NEW DELHI — The $40 billion Indian textile industry is scurrying to interpret new government initiatives that include an $800 million boost to exports over the next three years and revamped labor guidelines aimed at generating up to 10 million jobs in the sector.

The Indian textile industry is the second-largest in the world, after China. In 2015, India was the sixth-largest garment exporter in the world, with apparel exports totaling $17.1 billion. China was number one, at $162.3 billion, according to figures from United Nations Commodity Trade Statistics Database.

The new government package is expected to grow Indian textile exports by another $30 billion, industry experts estimated, as well as add to the 45 million workers in the industry. More than 70 percent of workers are women, and the new guidelines focus on creating more jobs to increase female empowerment.

“The announcements will unshackle the garment sector, and this will lead to additional employment and exports,” said Rahul Mehta, president of the Clothing Manufacturers Association of India.

Among the changes expected with the investment is a focus on modernizing the textile industry, with an increased subsidy for the scheme to fund technology upgrades.

Other benefits include a refund of state levies in the form of a duty-drawback scheme and tax incentives and funds through loans and subsidies to speed the process of industrial expansion, as well as plans to subsidize employers’ social welfare contributions for workers. Employees earning less than 15,000 rupees a month, or $222 at current exchange, will get additional monthly funding from the government in their Employee Provident Fund, to increase their spending ability.

The new labor guidelines aim to increase the flexibility of both factory owners and workers in an industry that is often considered difficult because of seasonal orders and in which permanent, full-time workers become a liability. The new rules offer parity between contracted and permanent workers, in terms of wages and all other incentives.

The rules have caused both interest and controversy — with a provision to limit overtime by eight hours a week, in line with International Labour Organization norms, in order to create more jobs. Labor activists reacted to the ruling with mixed feelings, calling instead for stronger enforcement of existing laws to stop workplace abuses.

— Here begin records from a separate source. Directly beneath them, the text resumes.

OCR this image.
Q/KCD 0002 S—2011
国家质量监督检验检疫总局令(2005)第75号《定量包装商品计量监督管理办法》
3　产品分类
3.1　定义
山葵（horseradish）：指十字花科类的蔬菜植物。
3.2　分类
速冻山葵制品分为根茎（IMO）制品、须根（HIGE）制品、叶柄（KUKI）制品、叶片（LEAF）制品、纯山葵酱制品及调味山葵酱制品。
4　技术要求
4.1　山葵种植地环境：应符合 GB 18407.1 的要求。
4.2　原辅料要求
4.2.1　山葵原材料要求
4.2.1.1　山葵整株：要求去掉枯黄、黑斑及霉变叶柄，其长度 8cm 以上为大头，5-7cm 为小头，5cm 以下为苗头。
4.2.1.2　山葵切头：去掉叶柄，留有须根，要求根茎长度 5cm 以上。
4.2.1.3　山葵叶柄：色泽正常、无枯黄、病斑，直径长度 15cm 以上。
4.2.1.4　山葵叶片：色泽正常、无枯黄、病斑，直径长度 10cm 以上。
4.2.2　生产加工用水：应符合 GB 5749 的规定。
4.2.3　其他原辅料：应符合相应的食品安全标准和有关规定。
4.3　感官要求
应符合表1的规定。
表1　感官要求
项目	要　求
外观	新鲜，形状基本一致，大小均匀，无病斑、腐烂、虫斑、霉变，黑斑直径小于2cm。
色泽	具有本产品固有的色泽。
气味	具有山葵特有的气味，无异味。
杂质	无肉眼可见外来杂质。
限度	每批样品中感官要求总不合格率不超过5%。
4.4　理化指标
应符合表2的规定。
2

At a press conference last week to discuss the implications of the new policy organized by the Apparel Export Promotion Council, Sunaina Tomar, joint secretary exports from the Ministry of Textiles, went over some of the important parameters to achieve the growth targets outlined, with the need for a more detailed timeline to make it happen. “It is an achievable task,” she said, while pointing out that the reforms have been introduced to help improve working conditions. The new incentives will make the garment sector more competitive, as exporters will be able to match the low prices offered by Bangladesh and Vietnam, AEPC chairman Ashok Rajani added.

The overall package will be implemented over the next three months.

Rajani said the aid was especially important because of India’s continued cost disadvantage in relation to Bangladesh and Vietnam in exporting to the European Union and the U.S. Both Bangladesh and Vietnam get preferential treatment from those markets, while India does not. India also suffers from the increased compliance burden due to labor policies and has been hit by a 6.8 percent decline in EU demand for apparel. The new package is also expected to help handle the uncertainty and volatility in the market due to Britain’s planned exit from the EU.

Rajani added that the additional investment will also make the Indian industry more competitive with China. Finance minister Arun Jaitley emphasized the same point, citing rising wages and changing production patterns in China. “Economies of scale can happen in India. Through changes in schemes and regulations, we are ensuring that the sector realizes its full potential in India,” he said.

Either way, as industry analysts commented, a lot of work remains to be done in the race for growth. Some major problems include the smaller size of India’s garment factories, which typically have between 120 to 200 employees. Textile exports from India are also highly based in cotton fabrics, while worldwide consumption patterns have been moving toward man-made fibers.